Not many.  Butler knew who really paid war’s high bills:

“Yes, the soldier pays the greater part of the bill.  His family pays too.  They pay it in the same heart-break that he does.  As he suffers, they suffer.  At nights, as he lay in the trenches and watched shrapnel burst about him, they lay home in their beds and tossed sleeplessly … And even now the families of the wounded men and of the mentally broken and those who never were able to readjust themselves are still suffering and still paying.”

And Butler knew how best to put an end to the racket of war.  He was blunt – and right:

“We must take the profit out of war.”

“We must permit the youth of the land who would bear arms to decide whether or not there should be war.”

“We must limit our military forces to home defense purposes.”

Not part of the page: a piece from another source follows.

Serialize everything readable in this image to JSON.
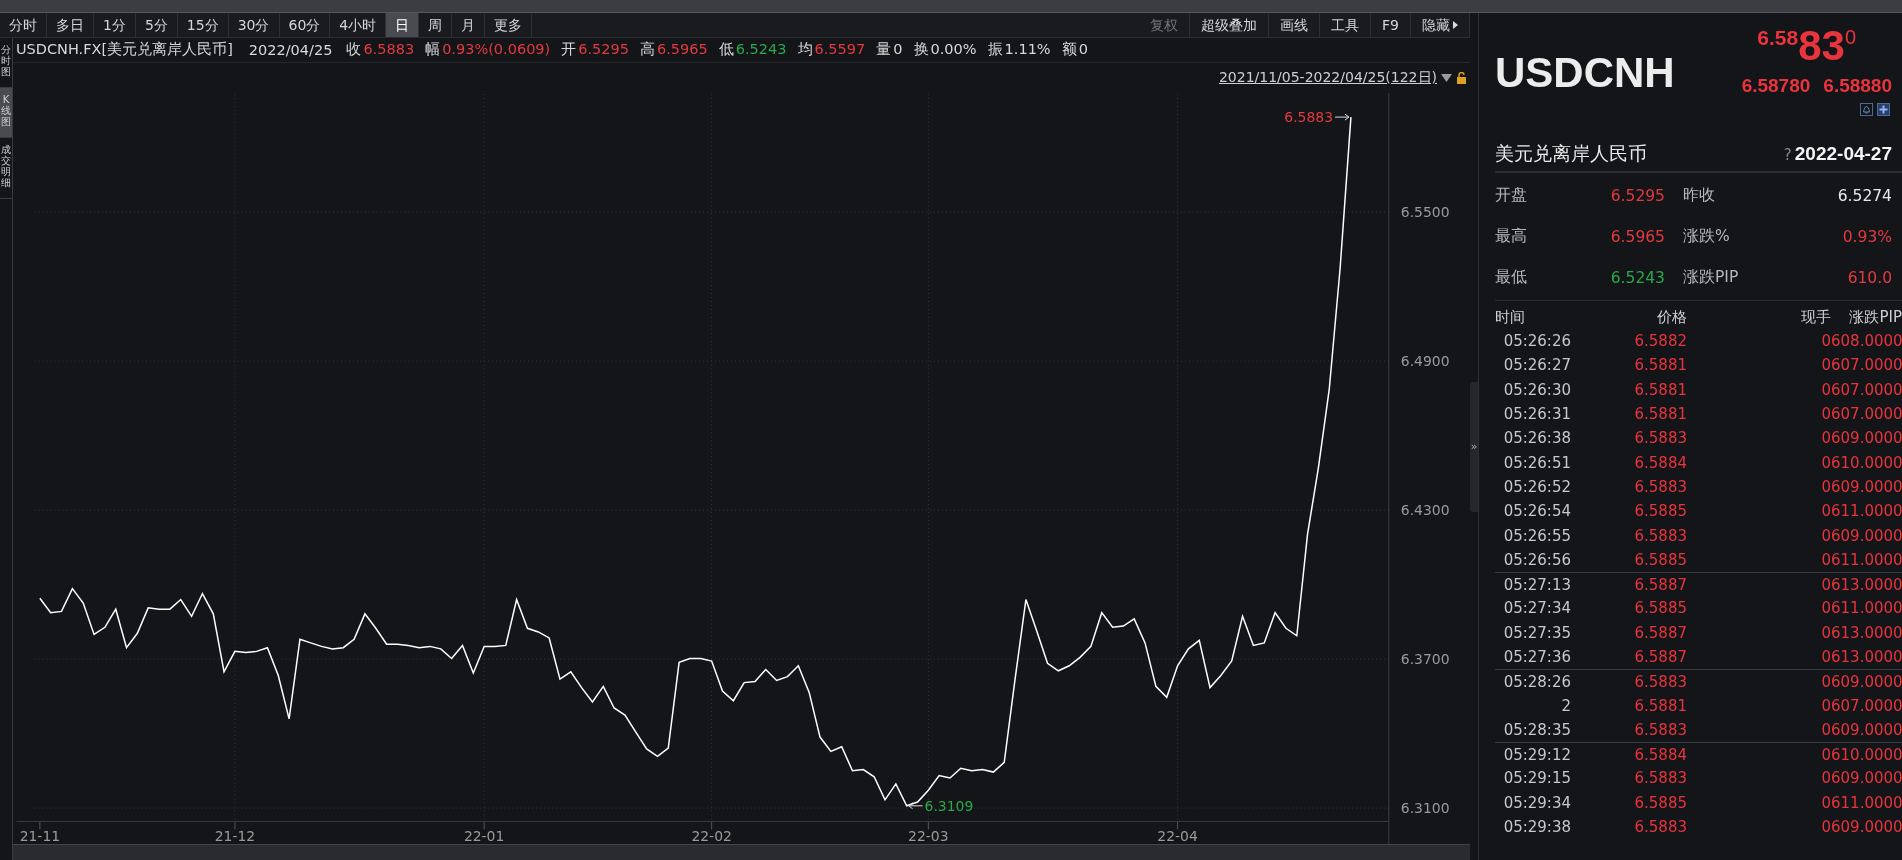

Tragically, since the end of World War II Butler’s sage advice has been completely ignored.  War is more profitable now than ever.  We permit our youth to have no say in whether there should be a war.  (Congress hasn’t issued a formal declaration of war since 1941.)  And today as a country we equate “home defense” with the world’s strongest military, configured for global reach, global power, boasting of “full-spectrum dominance.”

Unless we heed Butler’s advice, debilitating wars will continue.  They will continue because perpetual war is simply too profitable.  In the racket of war, the chief racketeers are easy to identify.  As Butler knew, just follow the money.